Taking advantage of the only penalty received by the Bobcats in the last period, the Pontiacs were able to score their first goal of the night, which also happened to be in the last two minutes of the game.
Stationed in front of the crease, Charlie Russell scooped the puck into the Bobcats’ net after receiving the puck from Alex Power and Alex Atwill.
The crowd went wild. With a minute left in the game, the audience was on the edge of their seats hoping the game would make it into overtime. To the crowd's dismay, the buzzer would sound before the Pontiacs had a chance to tie the score.
“Those games where they’re so tight and we play so hard but we still lose are the ones that hurt the most,” Pontiacs’ forward Austin Saint told Lakeland This Week, looking noticeably disappointed following the game.

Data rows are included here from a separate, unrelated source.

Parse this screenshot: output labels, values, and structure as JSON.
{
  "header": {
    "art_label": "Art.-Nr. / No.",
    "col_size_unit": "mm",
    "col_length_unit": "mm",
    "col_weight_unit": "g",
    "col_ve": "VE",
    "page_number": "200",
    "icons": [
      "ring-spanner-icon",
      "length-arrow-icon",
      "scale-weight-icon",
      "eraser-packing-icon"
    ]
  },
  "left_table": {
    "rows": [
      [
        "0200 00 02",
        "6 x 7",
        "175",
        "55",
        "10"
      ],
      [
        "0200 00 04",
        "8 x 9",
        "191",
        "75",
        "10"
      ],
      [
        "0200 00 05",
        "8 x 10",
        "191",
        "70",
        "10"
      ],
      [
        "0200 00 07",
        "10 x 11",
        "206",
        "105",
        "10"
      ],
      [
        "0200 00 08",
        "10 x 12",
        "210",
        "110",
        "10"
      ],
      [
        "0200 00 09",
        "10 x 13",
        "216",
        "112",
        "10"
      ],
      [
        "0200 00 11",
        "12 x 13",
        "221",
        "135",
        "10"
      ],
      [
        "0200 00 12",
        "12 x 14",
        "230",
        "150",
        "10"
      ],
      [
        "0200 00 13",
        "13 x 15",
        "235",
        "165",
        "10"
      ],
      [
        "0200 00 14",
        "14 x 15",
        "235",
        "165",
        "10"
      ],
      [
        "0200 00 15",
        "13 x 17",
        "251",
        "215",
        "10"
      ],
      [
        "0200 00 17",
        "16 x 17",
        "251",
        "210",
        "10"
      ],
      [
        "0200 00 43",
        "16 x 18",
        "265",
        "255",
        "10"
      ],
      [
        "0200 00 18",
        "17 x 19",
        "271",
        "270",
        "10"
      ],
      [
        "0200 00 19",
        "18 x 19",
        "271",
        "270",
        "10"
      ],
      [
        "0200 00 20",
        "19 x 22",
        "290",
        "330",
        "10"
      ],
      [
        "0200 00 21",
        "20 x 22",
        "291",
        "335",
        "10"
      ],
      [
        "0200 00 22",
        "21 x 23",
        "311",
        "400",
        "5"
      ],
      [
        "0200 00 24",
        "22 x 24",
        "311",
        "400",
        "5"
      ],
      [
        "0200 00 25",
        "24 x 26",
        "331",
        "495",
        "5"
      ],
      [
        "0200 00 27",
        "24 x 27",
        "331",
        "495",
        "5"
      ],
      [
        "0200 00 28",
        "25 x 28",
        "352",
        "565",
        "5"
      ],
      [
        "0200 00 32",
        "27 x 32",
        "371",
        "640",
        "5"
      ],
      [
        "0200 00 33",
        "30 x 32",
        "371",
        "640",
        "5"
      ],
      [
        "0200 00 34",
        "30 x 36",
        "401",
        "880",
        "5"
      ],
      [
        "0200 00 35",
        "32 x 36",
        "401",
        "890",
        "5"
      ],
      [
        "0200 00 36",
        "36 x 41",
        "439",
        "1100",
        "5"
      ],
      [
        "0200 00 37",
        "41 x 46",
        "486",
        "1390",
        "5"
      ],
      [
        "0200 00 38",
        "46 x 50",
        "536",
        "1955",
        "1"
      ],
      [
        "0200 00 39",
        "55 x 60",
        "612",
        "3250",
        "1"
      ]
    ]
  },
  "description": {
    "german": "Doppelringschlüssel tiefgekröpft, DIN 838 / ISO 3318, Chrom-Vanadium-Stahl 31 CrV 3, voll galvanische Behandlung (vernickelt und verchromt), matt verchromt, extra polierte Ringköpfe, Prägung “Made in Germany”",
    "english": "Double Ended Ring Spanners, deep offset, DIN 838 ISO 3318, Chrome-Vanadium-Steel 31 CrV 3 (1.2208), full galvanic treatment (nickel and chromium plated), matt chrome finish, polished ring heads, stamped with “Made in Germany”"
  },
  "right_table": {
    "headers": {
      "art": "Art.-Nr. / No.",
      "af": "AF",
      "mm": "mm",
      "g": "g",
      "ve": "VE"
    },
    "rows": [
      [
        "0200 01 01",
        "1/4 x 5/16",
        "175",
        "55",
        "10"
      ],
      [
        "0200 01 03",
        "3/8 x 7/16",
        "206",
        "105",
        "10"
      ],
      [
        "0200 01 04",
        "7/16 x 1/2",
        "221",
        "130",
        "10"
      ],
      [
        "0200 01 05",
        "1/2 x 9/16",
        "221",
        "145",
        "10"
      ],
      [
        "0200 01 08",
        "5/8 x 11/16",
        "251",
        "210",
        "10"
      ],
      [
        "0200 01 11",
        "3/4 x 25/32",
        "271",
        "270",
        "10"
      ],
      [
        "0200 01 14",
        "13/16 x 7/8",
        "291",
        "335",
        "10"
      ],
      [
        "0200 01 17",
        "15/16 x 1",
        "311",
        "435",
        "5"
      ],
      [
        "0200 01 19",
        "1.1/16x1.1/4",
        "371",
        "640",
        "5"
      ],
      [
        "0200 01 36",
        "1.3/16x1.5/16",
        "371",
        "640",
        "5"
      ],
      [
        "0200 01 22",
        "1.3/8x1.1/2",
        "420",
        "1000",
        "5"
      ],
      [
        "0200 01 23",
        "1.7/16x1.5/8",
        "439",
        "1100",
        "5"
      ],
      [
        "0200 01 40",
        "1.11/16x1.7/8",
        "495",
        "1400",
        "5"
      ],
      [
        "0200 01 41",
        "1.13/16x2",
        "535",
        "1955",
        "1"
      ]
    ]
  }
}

“We are just going to bounce back, and you know we (have) got to be better. Our start has got to be better so we're just going to focus on that... We knew that they were going to come out hard after coming off a loss. We just didn't match that and that's why they scored two goals in the first.”
Speaking to the highlights of the game Saint said, “Getting that goal at the end gave us some light. We needed that one but unfortunately, we weren't able to get another one. So not too many great moments in that game, but we just got to be better... We're pretty unstoppable when we all start clicking and I think you could see it in the last few minutes there, we were pretty dominant.”
Thanking the fans that supported the team in 2021, Langridge said “We look forward to seeing everybody and some great hockey in 2022.”
The Pontiacs will take on the Drayton Valley Thunder on Jan. 4 at 7 p.m. at the RJ Lalonde Arena.
The Pontiacs sit in fourth place overall in the AJHL, with 24 wins, nine loses and five overtime loses so far this season.